Serra, Quality Group: la ripartenza sarà il momento del turismo organizzato

Quello che ci aspetta non è certo il new normal, di cui si è sentito spesso parlare in questi mesi. Né tanto meno il boom di borghi e cammini, così come dei soggiorni in capanne immersi nella natura. Si ritornerà alla vera normalità, quella di sempre, ma con una domanda fatta di persone più esigenti che vogliono viaggiare bene. E allora sarà il momento del turismo organizzato, di coloro cioè che sono realmente in grado di trasformare un semplice itinerario in un’esperienza indimenticabile. Ma non tanto nel senso glamour dell’espressione, quanto in tema di spessore e profondità. Ne è assolutamente convinto Michele Serra, intervenuto a una recente puntata di 20:21 il Turismo della Sera: “Non so come ci arriveremo – ha aggiunto il presidente di Quality Group – perché questo è stato un anno davvero difficile, ma voglio assolutamente essere su quella linea di ripartenza. Non voglio perdermi il momento”.

Per provare a resistere alla tempesta il consorzio di to torinese si è quindi mosso su più fronti.
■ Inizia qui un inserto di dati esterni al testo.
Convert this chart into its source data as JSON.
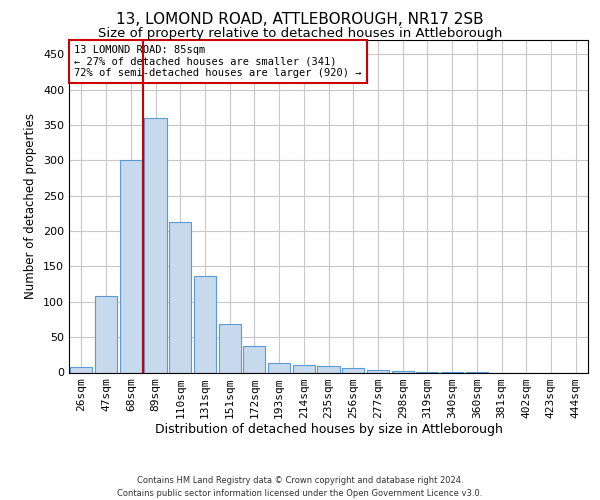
{
  "title1": "13, LOMOND ROAD, ATTLEBOROUGH, NR17 2SB",
  "title2": "Size of property relative to detached houses in Attleborough",
  "xlabel": "Distribution of detached houses by size in Attleborough",
  "ylabel": "Number of detached properties",
  "footer": "Contains HM Land Registry data © Crown copyright and database right 2024.\nContains public sector information licensed under the Open Government Licence v3.0.",
  "bar_labels": [
    "26sqm",
    "47sqm",
    "68sqm",
    "89sqm",
    "110sqm",
    "131sqm",
    "151sqm",
    "172sqm",
    "193sqm",
    "214sqm",
    "235sqm",
    "256sqm",
    "277sqm",
    "298sqm",
    "319sqm",
    "340sqm",
    "360sqm",
    "381sqm",
    "402sqm",
    "423sqm",
    "444sqm"
  ],
  "bar_values": [
    8,
    108,
    300,
    360,
    213,
    136,
    69,
    37,
    13,
    10,
    9,
    6,
    3,
    2,
    1,
    1,
    1,
    0,
    0,
    0,
    0
  ],
  "bar_color": "#c7d9ed",
  "bar_edge_color": "#5b9bd5",
  "grid_color": "#c8c8c8",
  "vline_pos": 2.5,
  "vline_color": "#cc0000",
  "annotation_line1": "13 LOMOND ROAD: 85sqm",
  "annotation_line2": "← 27% of detached houses are smaller (341)",
  "annotation_line3": "72% of semi-detached houses are larger (920) →",
  "annotation_box_color": "#cc0000",
  "ylim": [
    0,
    470
  ],
  "yticks": [
    0,
    50,
    100,
    150,
    200,
    250,
    300,
    350,
    400,
    450
  ],
  "bg_color": "#ffffff",
  "title1_fontsize": 11,
  "title2_fontsize": 9.5,
  "ylabel_fontsize": 8.5,
  "xlabel_fontsize": 9,
  "tick_fontsize": 8,
  "ann_fontsize": 7.5,
  "footer_fontsize": 6
}
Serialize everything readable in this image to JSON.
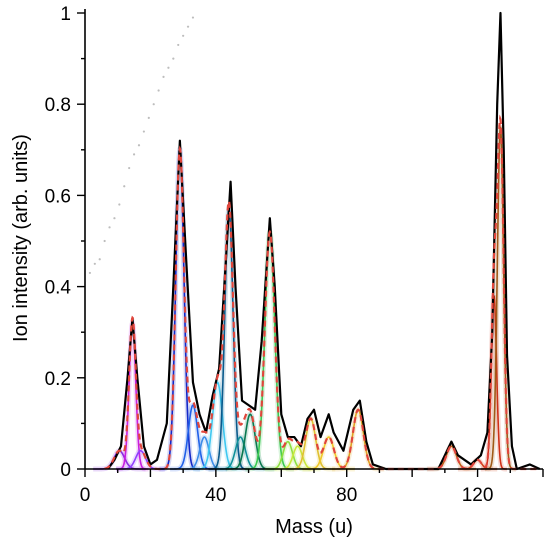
{
  "chart_data": {
    "type": "line",
    "title": "",
    "xlabel": "Mass (u)",
    "ylabel": "Ion intensity (arb. units)",
    "xlim": [
      0,
      140
    ],
    "ylim": [
      0,
      1
    ],
    "xticks": [
      0,
      40,
      80,
      120
    ],
    "yticks": [
      0,
      0.2,
      0.4,
      0.6,
      0.8,
      1
    ],
    "ytick_labels": [
      "0",
      "0.2",
      "0.4",
      "0.6",
      "0.8",
      "1"
    ],
    "grid": false,
    "legend": "none",
    "measured_color": "#000000",
    "fit_total_color": "#e0463c",
    "components": [
      {
        "center": 10.5,
        "amplitude": 0.04,
        "width": 1.6,
        "color": "#8a2be2"
      },
      {
        "center": 14.5,
        "amplitude": 0.32,
        "width": 1.0,
        "color": "#c81ee0"
      },
      {
        "center": 17.0,
        "amplitude": 0.04,
        "width": 1.5,
        "color": "#9040ff"
      },
      {
        "center": 29.0,
        "amplitude": 0.7,
        "width": 1.25,
        "color": "#1428c8"
      },
      {
        "center": 33.0,
        "amplitude": 0.14,
        "width": 1.4,
        "color": "#2060e8"
      },
      {
        "center": 36.5,
        "amplitude": 0.07,
        "width": 1.4,
        "color": "#3c8ce8"
      },
      {
        "center": 40.5,
        "amplitude": 0.19,
        "width": 1.5,
        "color": "#40c8f0"
      },
      {
        "center": 44.0,
        "amplitude": 0.57,
        "width": 1.25,
        "color": "#0a5a8c"
      },
      {
        "center": 47.5,
        "amplitude": 0.07,
        "width": 1.5,
        "color": "#10909a"
      },
      {
        "center": 50.5,
        "amplitude": 0.12,
        "width": 1.5,
        "color": "#0a7850"
      },
      {
        "center": 56.5,
        "amplitude": 0.52,
        "width": 1.5,
        "color": "#38c850"
      },
      {
        "center": 62.0,
        "amplitude": 0.06,
        "width": 1.4,
        "color": "#8ce040"
      },
      {
        "center": 65.0,
        "amplitude": 0.05,
        "width": 1.4,
        "color": "#c8e83c"
      },
      {
        "center": 69.0,
        "amplitude": 0.11,
        "width": 1.5,
        "color": "#e0c030"
      },
      {
        "center": 74.5,
        "amplitude": 0.07,
        "width": 1.6,
        "color": "#f0c828"
      },
      {
        "center": 83.5,
        "amplitude": 0.13,
        "width": 1.6,
        "color": "#e0a020"
      },
      {
        "center": 112.0,
        "amplitude": 0.05,
        "width": 1.5,
        "color": "#c06018"
      },
      {
        "center": 120.0,
        "amplitude": 0.02,
        "width": 1.2,
        "color": "#d04018"
      },
      {
        "center": 125.0,
        "amplitude": 0.38,
        "width": 0.8,
        "color": "#d03018"
      },
      {
        "center": 127.0,
        "amplitude": 0.75,
        "width": 0.95,
        "color": "#a05a18"
      }
    ],
    "measured_points": [
      [
        7,
        0.0
      ],
      [
        9,
        0.02
      ],
      [
        11,
        0.05
      ],
      [
        13,
        0.2
      ],
      [
        14.5,
        0.33
      ],
      [
        16,
        0.2
      ],
      [
        18,
        0.05
      ],
      [
        20,
        0.01
      ],
      [
        22,
        0.02
      ],
      [
        25,
        0.1
      ],
      [
        27,
        0.4
      ],
      [
        29,
        0.72
      ],
      [
        31,
        0.45
      ],
      [
        33,
        0.19
      ],
      [
        35,
        0.12
      ],
      [
        37,
        0.08
      ],
      [
        39,
        0.16
      ],
      [
        41,
        0.22
      ],
      [
        43,
        0.45
      ],
      [
        44.5,
        0.63
      ],
      [
        46,
        0.4
      ],
      [
        48,
        0.15
      ],
      [
        50,
        0.14
      ],
      [
        52,
        0.13
      ],
      [
        54,
        0.28
      ],
      [
        56.5,
        0.55
      ],
      [
        58,
        0.4
      ],
      [
        60,
        0.12
      ],
      [
        62,
        0.07
      ],
      [
        64,
        0.07
      ],
      [
        66,
        0.05
      ],
      [
        68,
        0.11
      ],
      [
        70,
        0.13
      ],
      [
        72,
        0.07
      ],
      [
        74.5,
        0.12
      ],
      [
        76,
        0.08
      ],
      [
        79,
        0.04
      ],
      [
        82,
        0.13
      ],
      [
        84,
        0.15
      ],
      [
        86,
        0.06
      ],
      [
        88,
        0.01
      ],
      [
        92,
        0.0
      ],
      [
        100,
        0.0
      ],
      [
        108,
        0.0
      ],
      [
        110,
        0.03
      ],
      [
        112,
        0.06
      ],
      [
        114,
        0.03
      ],
      [
        118,
        0.01
      ],
      [
        121,
        0.03
      ],
      [
        123,
        0.08
      ],
      [
        124.5,
        0.3
      ],
      [
        126,
        0.8
      ],
      [
        127,
        1.0
      ],
      [
        128,
        0.7
      ],
      [
        129,
        0.25
      ],
      [
        130.5,
        0.05
      ],
      [
        132,
        0.0
      ],
      [
        136,
        0.01
      ],
      [
        139,
        0.0
      ]
    ],
    "inset_dots": [
      [
        1.5,
        0.43
      ],
      [
        3,
        0.45
      ],
      [
        4.5,
        0.46
      ],
      [
        6,
        0.5
      ],
      [
        7.5,
        0.53
      ],
      [
        9,
        0.55
      ],
      [
        10.5,
        0.58
      ],
      [
        12,
        0.62
      ],
      [
        13.5,
        0.66
      ],
      [
        15,
        0.69
      ],
      [
        16.5,
        0.71
      ],
      [
        18,
        0.74
      ],
      [
        19.5,
        0.77
      ],
      [
        21,
        0.8
      ],
      [
        22.5,
        0.83
      ],
      [
        24,
        0.86
      ],
      [
        25.5,
        0.88
      ],
      [
        27,
        0.9
      ],
      [
        28.5,
        0.93
      ],
      [
        30,
        0.95
      ],
      [
        31.5,
        0.97
      ],
      [
        33,
        0.99
      ]
    ]
  }
}
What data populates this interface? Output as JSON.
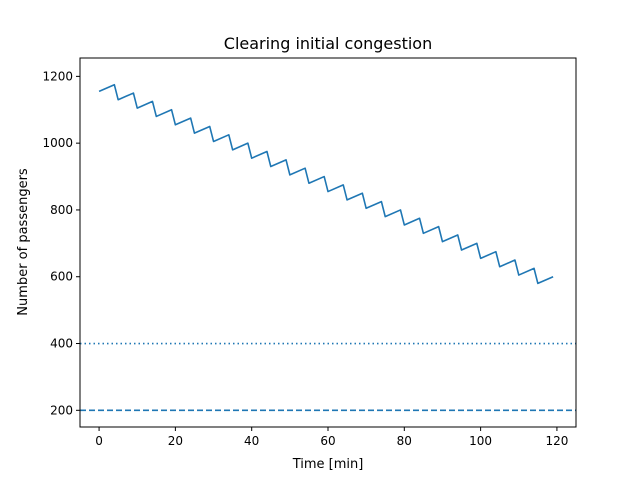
{
  "chart_data": {
    "type": "line",
    "title": "Clearing initial congestion",
    "xlabel": "Time [min]",
    "ylabel": "Number of passengers",
    "xlim": [
      -5,
      125
    ],
    "ylim": [
      150,
      1255
    ],
    "xticks": [
      0,
      20,
      40,
      60,
      80,
      100,
      120
    ],
    "yticks": [
      200,
      400,
      600,
      800,
      1000,
      1200
    ],
    "grid": false,
    "series": [
      {
        "color": "#1f77b4",
        "style": "solid",
        "x": [
          0,
          4,
          5,
          9,
          10,
          14,
          15,
          19,
          20,
          24,
          25,
          29,
          30,
          34,
          35,
          39,
          40,
          44,
          45,
          49,
          50,
          54,
          55,
          59,
          60,
          64,
          65,
          69,
          70,
          74,
          75,
          79,
          80,
          84,
          85,
          89,
          90,
          94,
          95,
          99,
          100,
          104,
          105,
          109,
          110,
          114,
          115,
          119
        ],
        "y": [
          1155,
          1175,
          1130,
          1150,
          1105,
          1125,
          1080,
          1100,
          1055,
          1075,
          1030,
          1050,
          1005,
          1025,
          980,
          1000,
          955,
          975,
          930,
          950,
          905,
          925,
          880,
          900,
          855,
          875,
          830,
          850,
          805,
          825,
          780,
          800,
          755,
          775,
          730,
          750,
          705,
          725,
          680,
          700,
          655,
          675,
          630,
          650,
          605,
          625,
          580,
          600
        ]
      }
    ],
    "reference_lines": [
      {
        "y": 400,
        "style": "dotted",
        "color": "#1f77b4"
      },
      {
        "y": 200,
        "style": "dashed",
        "color": "#1f77b4"
      }
    ]
  }
}
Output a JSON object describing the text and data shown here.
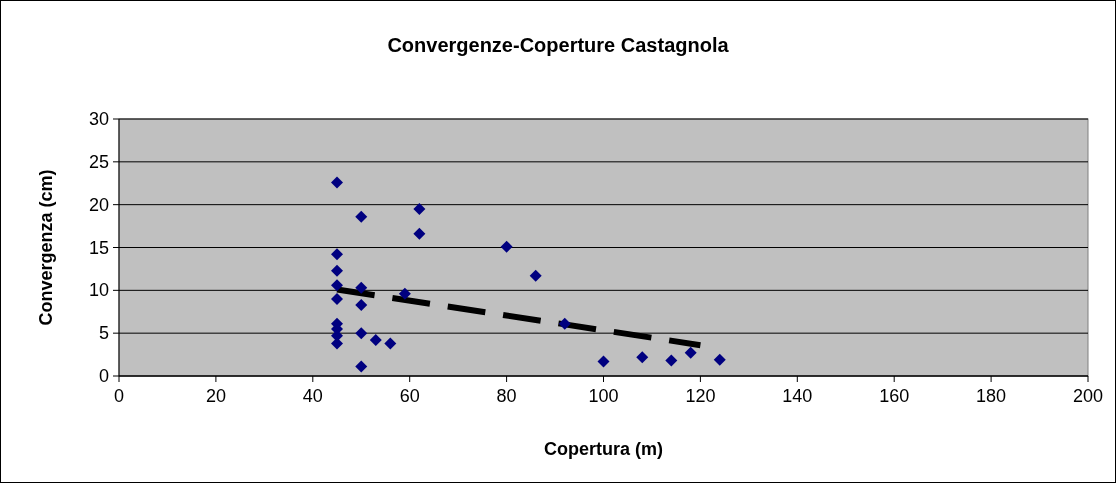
{
  "chart_data": {
    "type": "scatter",
    "title": "Convergenze-Coperture Castagnola",
    "xlabel": "Copertura (m)",
    "ylabel": "Convergenza (cm)",
    "xlim": [
      0,
      200
    ],
    "xticks": [
      0,
      20,
      40,
      60,
      80,
      100,
      120,
      140,
      160,
      180,
      200
    ],
    "ylim": [
      0,
      30
    ],
    "yticks": [
      0,
      5,
      10,
      15,
      20,
      25,
      30
    ],
    "grid": "y",
    "marker": "diamond",
    "series": [
      {
        "color": "#000080",
        "x": [
          45,
          45,
          45,
          45,
          45,
          45,
          45,
          45,
          45,
          50,
          50,
          50,
          50,
          50,
          53,
          56,
          59,
          62,
          62,
          80,
          86,
          92,
          100,
          108,
          114,
          118,
          124
        ],
        "values": [
          22.6,
          14.2,
          12.3,
          10.6,
          9.0,
          6.1,
          5.5,
          4.7,
          3.8,
          18.6,
          10.3,
          8.3,
          5.0,
          1.1,
          4.2,
          3.8,
          9.6,
          19.5,
          16.6,
          15.1,
          11.7,
          6.1,
          1.7,
          2.2,
          1.8,
          2.7,
          1.9
        ]
      },
      {
        "type": "line",
        "color": "#000000",
        "line_style": "dashed",
        "marker": "none",
        "x": [
          45,
          120
        ],
        "values": [
          10.1,
          3.6
        ]
      }
    ]
  }
}
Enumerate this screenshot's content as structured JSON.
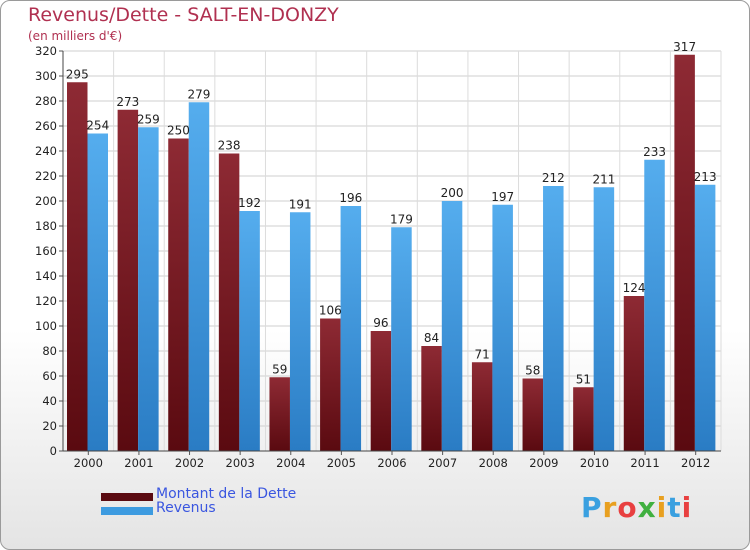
{
  "title": "Revenus/Dette - SALT-EN-DONZY",
  "subtitle": "(en milliers d'€)",
  "logo": "Proxiti",
  "colors": {
    "debt": "#7a1a22",
    "revenue": "#3d9be0",
    "title": "#b03050",
    "legend_text": "#3a56e0"
  },
  "legend": [
    "Montant de la Dette",
    "Revenus"
  ],
  "chart_data": {
    "type": "bar",
    "title": "Revenus/Dette - SALT-EN-DONZY",
    "subtitle": "(en milliers d'€)",
    "xlabel": "",
    "ylabel": "",
    "categories": [
      "2000",
      "2001",
      "2002",
      "2003",
      "2004",
      "2005",
      "2006",
      "2007",
      "2008",
      "2009",
      "2010",
      "2011",
      "2012"
    ],
    "series": [
      {
        "name": "Montant de la Dette",
        "values": [
          295,
          273,
          250,
          238,
          59,
          106,
          96,
          84,
          71,
          58,
          51,
          124,
          317
        ]
      },
      {
        "name": "Revenus",
        "values": [
          254,
          259,
          279,
          192,
          191,
          196,
          179,
          200,
          197,
          212,
          211,
          233,
          213
        ]
      }
    ],
    "ylim": [
      0,
      320
    ],
    "yticks": [
      0,
      20,
      40,
      60,
      80,
      100,
      120,
      140,
      160,
      180,
      200,
      220,
      240,
      260,
      280,
      300,
      320
    ],
    "grid": true,
    "legend_position": "bottom-left"
  }
}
A partire da una seria valutazione della propria capacità di resistenza economico-finanziaria: “Abbiamo studiato dei piani ad hoc, tarandoli sulla durata della crisi e cercando di spostare parte delle risorse dagli operatori che avevano di più a quelli che avevano meno – ha spiegato Serra -. Abbiamo poi cercato di aiutare il nostro personale in cassa integrazione, prevedendo sostegni economici ad hoc per i lavoratori più deboli e una serie di attività di formazione ad amplissimo raggio per tenere in qualche modo attivi e partecipi tutti coloro che erano in una situazione di stop forzato”.

Quality Group ha poi creato una Academy ad hoc per le agenzie, “da cui sono scaturite molte altre occasioni di incontro e formazione – ha rivelato sempre Serra -. Abbiamo inoltre pensato alla nostra rete di corrispondenti, cercando di aiutare chi era in maggiore difficoltà al fine di preservare quello che è il vero tesoro della nostra attività. Perché in alcune destinazioni ci sono guide abituate a vivere solo della loro attività, che non hanno ricevuto e mai riceveranno nulla dai loro Stati. Ma abbiamo anche continuato a investire, soprattutto in termini di digitalizzazione, senza dimenticare di mantenere vive quanto più possibile le nostre attività di commercializzazione e marketing a supporto delle agenzie“.

E proprio il mondo della distribuzione è al centro di uno dei progetti più ambiziosi caldeggiati da Serra: “Di tutti gli incubi che abbiamo avuto quest’anno, quello più fosco era l’idea che potessero scomparire le agenzie: partner fondamentali non solo in materia di consulenza ma anche quali collaboratori preziosi in fase organizzativa. Lo sapevamo già, ma ne abbiamo avuto una riprova straordinaria durante la gestione dei rimpatri a inizio pandemia. Ecco perché mi piacerebbe lavorare insieme ai nostri competitor, e in parte lo abbiamo già iniziato a fare, non solo per aiutarci reciprocamene in vista della ripartenza, ma anche se non soprattutto per supportare una risorsa essenziale per il nostro comparto come le adv”. Non citato esplicitamente, ma il riferimento è chiaramente all’esperimento TOgether: la piattaforma annunciata lo scorso ottobre da nove operatori, che il direttore commerciale di Quality Group, Marco Peci, sollecitato all’epoca da noi di Travel Quotidiano, aveva definito “un think thank, un laboratorio, un insieme di operatori che si è unito per trovare soluzioni a supporto della rete distributiva“.